Foi tão bem ensinado que aos 39 fez a primeira prova Iron Man. Entusiasmado, decidiu que antes dos 40, correria a sua primeira maratona. Agora, viaja sempre embalado pelas competições em que gosta de participar – a próxima será em julho e já está em preparação para ela.
Asma? Sim, nunca passa, mas dissimula-se muito bem nesta vida ativa, que o obriga a treinar quase todos os dias, em média 10 horas semanais, consoante a disponibilidade profissional e pessoal.
A medicação está agora guardada para as poucas ocasiões em que precisa dela. Antes das provas, “nem que seja pelo fator psicológico”, e em situações de maior ansiedade ou stress profissional. “A parte emocional é um grande desencadeador da parte respiratória”, explica o médico.
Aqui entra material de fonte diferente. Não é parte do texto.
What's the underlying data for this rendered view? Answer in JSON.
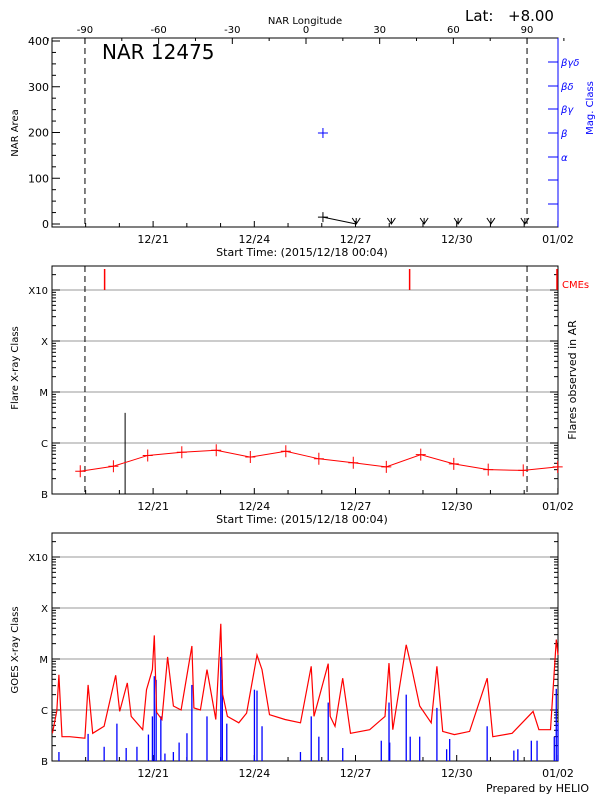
{
  "header": {
    "lat_label": "Lat:",
    "lat_value": "+8.00"
  },
  "footer": {
    "prepared_by": "Prepared by HELIO"
  },
  "colors": {
    "axis": "#000000",
    "mag_class": "#0000ff",
    "flare": "#ff0000",
    "goes_long": "#ff0000",
    "goes_short": "#0000ff",
    "grid": "#999999"
  },
  "chart_data": [
    {
      "type": "line",
      "title": "NAR 12475",
      "xlabel": "Start Time: (2015/12/18 00:04)",
      "ylabel": "NAR Area",
      "top_xlabel": "NAR Longitude",
      "right_ylabel": "Mag. Class",
      "xlim": [
        "12/18 00:04",
        "01/02 00:04"
      ],
      "ylim": [
        -7,
        406
      ],
      "x_tick_labels": [
        "12/21",
        "12/24",
        "12/27",
        "12/30",
        "01/02"
      ],
      "y_tick_labels": [
        "0",
        "100",
        "200",
        "300",
        "400"
      ],
      "longitude_tick_labels": [
        "-90",
        "-60",
        "-30",
        "0",
        "30",
        "60",
        "90"
      ],
      "limb_longitudes": [
        -90,
        90
      ],
      "mag_class_tick_labels": [
        "α",
        "β",
        "βγ",
        "βδ",
        "βγδ"
      ],
      "area_series": [
        {
          "t": "12/26 00:50",
          "area": 15
        },
        {
          "t": "12/27 00:30",
          "area": 0
        },
        {
          "t": "12/28 01:30",
          "area": 0
        },
        {
          "t": "12/29 00:50",
          "area": 0
        },
        {
          "t": "12/30 01:00",
          "area": 0
        },
        {
          "t": "12/31 00:20",
          "area": 0
        },
        {
          "t": "01/01 00:30",
          "area": 0
        }
      ],
      "mag_class_points": [
        {
          "t": "12/26 00:50",
          "class": "β"
        }
      ]
    },
    {
      "type": "line",
      "xlabel": "Start Time: (2015/12/18 00:04)",
      "ylabel": "Flare X-ray Class",
      "right_ylabel": "Flares observed in AR",
      "cme_label": "CMEs",
      "y_scale": "log",
      "y_tick_labels": [
        "B",
        "C",
        "M",
        "X",
        "X10"
      ],
      "x_tick_labels": [
        "12/21",
        "12/24",
        "12/27",
        "12/30",
        "01/02"
      ],
      "grid": true,
      "background_series": [
        {
          "t": "12/18 20:10",
          "class": "B2.8"
        },
        {
          "t": "12/19 19:45",
          "class": "B3.5"
        },
        {
          "t": "12/20 20:10",
          "class": "B5.7"
        },
        {
          "t": "12/21 20:25",
          "class": "B6.6"
        },
        {
          "t": "12/22 20:55",
          "class": "B7.2"
        },
        {
          "t": "12/23 21:10",
          "class": "B5.3"
        },
        {
          "t": "12/24 22:25",
          "class": "B6.9"
        },
        {
          "t": "12/25 21:55",
          "class": "B4.9"
        },
        {
          "t": "12/26 22:25",
          "class": "B4.1"
        },
        {
          "t": "12/27 21:55",
          "class": "B3.4"
        },
        {
          "t": "12/28 22:25",
          "class": "B5.9"
        },
        {
          "t": "12/29 21:55",
          "class": "B3.9"
        },
        {
          "t": "12/30 22:25",
          "class": "B3.0"
        },
        {
          "t": "12/31 23:20",
          "class": "B2.9"
        },
        {
          "t": "01/01 23:50",
          "class": "B3.4"
        }
      ],
      "flares": [
        {
          "t": "12/20 04:05",
          "class": "C3.9"
        }
      ],
      "cmes": [
        "12/19 13:30",
        "12/28 14:30",
        "01/02 00:00"
      ]
    },
    {
      "type": "line",
      "ylabel": "GOES X-ray Class",
      "y_scale": "log",
      "y_tick_labels": [
        "B",
        "C",
        "M",
        "X",
        "X10"
      ],
      "x_tick_labels": [
        "12/21",
        "12/24",
        "12/27",
        "12/30",
        "01/02"
      ],
      "grid": true,
      "series": [
        {
          "channel": "long",
          "points": [
            [
              "12/18 00:20",
              "B3.5"
            ],
            [
              "12/18 03:30",
              "B9.5"
            ],
            [
              "12/18 05:00",
              "C4.9"
            ],
            [
              "12/18 07:10",
              "B3.0"
            ],
            [
              "12/18 12:40",
              "B3.0"
            ],
            [
              "12/18 23:30",
              "B2.8"
            ],
            [
              "12/19 01:45",
              "C3.1"
            ],
            [
              "12/19 05:00",
              "B3.5"
            ],
            [
              "12/19 13:10",
              "B4.8"
            ],
            [
              "12/19 21:25",
              "C4.8"
            ],
            [
              "12/20 00:15",
              "B9.4"
            ],
            [
              "12/20 05:40",
              "C3.4"
            ],
            [
              "12/20 08:25",
              "B7.5"
            ],
            [
              "12/20 16:35",
              "B4.1"
            ],
            [
              "12/20 19:20",
              "C2.5"
            ],
            [
              "12/20 23:30",
              "C6.2"
            ],
            [
              "12/21 00:50",
              "M2.9"
            ],
            [
              "12/21 02:30",
              "B9.0"
            ],
            [
              "12/21 06:15",
              "B6.5"
            ],
            [
              "12/21 10:20",
              "M1.1"
            ],
            [
              "12/21 14:25",
              "C1.2"
            ],
            [
              "12/21 19:55",
              "C1.0"
            ],
            [
              "12/22 03:35",
              "M1.8"
            ],
            [
              "12/22 05:00",
              "C1.1"
            ],
            [
              "12/22 09:40",
              "C1.0"
            ],
            [
              "12/22 14:20",
              "C6.2"
            ],
            [
              "12/22 20:35",
              "B6.5"
            ],
            [
              "12/23 00:10",
              "M4.9"
            ],
            [
              "12/23 01:30",
              "C2.0"
            ],
            [
              "12/23 04:50",
              "B7.5"
            ],
            [
              "12/23 13:00",
              "B5.6"
            ],
            [
              "12/23 18:30",
              "B8.7"
            ],
            [
              "12/24 01:55",
              "M1.2"
            ],
            [
              "12/24 05:30",
              "C6.2"
            ],
            [
              "12/24 10:50",
              "B8.1"
            ],
            [
              "12/24 21:50",
              "B6.5"
            ],
            [
              "12/25 08:50",
              "B5.6"
            ],
            [
              "12/25 16:30",
              "C7.2"
            ],
            [
              "12/25 18:30",
              "B7.5"
            ],
            [
              "12/26 04:35",
              "C8.1"
            ],
            [
              "12/26 06:00",
              "B7.5"
            ],
            [
              "12/26 09:25",
              "B4.8"
            ],
            [
              "12/26 14:55",
              "C4.2"
            ],
            [
              "12/26 20:25",
              "B3.5"
            ],
            [
              "12/27 10:05",
              "B4.1"
            ],
            [
              "12/27 21:00",
              "B7.5"
            ],
            [
              "12/27 23:50",
              "C8.3"
            ],
            [
              "12/28 02:30",
              "B4.1"
            ],
            [
              "12/28 12:05",
              "M1.9"
            ],
            [
              "12/28 16:10",
              "C6.2"
            ],
            [
              "12/28 21:40",
              "C1.2"
            ],
            [
              "12/29 05:50",
              "B5.6"
            ],
            [
              "12/29 09:55",
              "C7.2"
            ],
            [
              "12/29 14:00",
              "B3.8"
            ],
            [
              "12/29 22:20",
              "B3.3"
            ],
            [
              "12/30 09:10",
              "B3.8"
            ],
            [
              "12/30 21:40",
              "C4.2"
            ],
            [
              "12/31 01:40",
              "B3.0"
            ],
            [
              "12/31 15:25",
              "B3.5"
            ],
            [
              "01/01 06:20",
              "B9.4"
            ],
            [
              "01/01 10:30",
              "B4.1"
            ],
            [
              "01/01 18:45",
              "B4.1"
            ],
            [
              "01/01 22:50",
              "M2.4"
            ],
            [
              "01/02 00:04",
              "M1.2"
            ]
          ]
        },
        {
          "channel": "short",
          "spikes": [
            [
              "12/18 05:00",
              "B1.5"
            ],
            [
              "12/19 01:45",
              "B3.4"
            ],
            [
              "12/19 13:10",
              "B1.9"
            ],
            [
              "12/19 22:15",
              "B5.4"
            ],
            [
              "12/20 04:50",
              "B1.8"
            ],
            [
              "12/20 12:30",
              "B1.9"
            ],
            [
              "12/20 20:40",
              "B3.3"
            ],
            [
              "12/20 23:30",
              "B7.5"
            ],
            [
              "12/21 00:50",
              "C4.6"
            ],
            [
              "12/21 02:10",
              "C3.9"
            ],
            [
              "12/21 05:30",
              "B7.5"
            ],
            [
              "12/21 08:25",
              "B1.4"
            ],
            [
              "12/21 14:25",
              "B1.5"
            ],
            [
              "12/21 18:30",
              "B2.3"
            ],
            [
              "12/22 00:05",
              "B3.5"
            ],
            [
              "12/22 03:35",
              "C3.1"
            ],
            [
              "12/22 14:20",
              "B7.5"
            ],
            [
              "12/23 00:10",
              "M1.1"
            ],
            [
              "12/23 01:15",
              "C3.9"
            ],
            [
              "12/23 04:25",
              "B5.4"
            ],
            [
              "12/24 00:05",
              "C2.5"
            ],
            [
              "12/24 01:55",
              "C2.4"
            ],
            [
              "12/24 05:30",
              "B4.8"
            ],
            [
              "12/25 08:50",
              "B1.5"
            ],
            [
              "12/25 16:30",
              "B7.5"
            ],
            [
              "12/25 21:55",
              "B3.0"
            ],
            [
              "12/26 04:35",
              "C1.4"
            ],
            [
              "12/26 14:55",
              "B1.8"
            ],
            [
              "12/27 18:20",
              "B2.5"
            ],
            [
              "12/27 23:50",
              "C1.4"
            ],
            [
              "12/28 00:20",
              "B2.3"
            ],
            [
              "12/28 12:05",
              "C2.0"
            ],
            [
              "12/28 14:55",
              "B3.0"
            ],
            [
              "12/28 21:40",
              "B3.0"
            ],
            [
              "12/29 09:55",
              "C1.1"
            ],
            [
              "12/29 16:50",
              "B1.7"
            ],
            [
              "12/29 19:00",
              "B2.7"
            ],
            [
              "12/30 21:40",
              "B4.8"
            ],
            [
              "12/31 16:40",
              "B1.6"
            ],
            [
              "12/31 19:30",
              "B1.7"
            ],
            [
              "01/01 05:05",
              "B2.5"
            ],
            [
              "01/01 09:10",
              "B2.5"
            ],
            [
              "01/01 21:25",
              "B3.0"
            ],
            [
              "01/01 22:50",
              "C2.6"
            ],
            [
              "01/02 00:04",
              "B5.6"
            ]
          ]
        }
      ]
    }
  ]
}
“O exercício físico é um bom tratamento não farmacológico. Melhora a capacidade e musculatura pulmonar, ajuda no controlo da inflamação, permite recuperar áreas do pulmão que estão esquecidas e não são utilizadas e habitua a via aérea ao ambiente”, resume o especialista e atleta. Além disso, reduz a medicação, os sintomas, as idas ao médico e permite uma vida muito mais saudável do ponto de vista respiratório, cardiovascular e até mental. “É um ótimo ansiolítico e antidepressivo.”
Boas notícias: não é preciso fazer provas de IronMan ou correr maratonas para obter estes efeitos benéficos, basta uma caminhada mais prolongada ou um passeio de bicicleta ao fim de semana para pôr os pulmões a mexer.
O que se diz por aí
Há muitos mitos à volta desta doença respiratória. Conheça aquela meia dúzia que não tem base científica de sustentação:
- O asmático não pode correr nem fazer exercício.
- A asma passa com a idade.
- As grávidas têm de interromper o tratamento para a doença.
- Os corticoides inalados engordam.
- A bomba faz mal ao coração e cria habituação.
- Trata-se de uma doença pediátrica.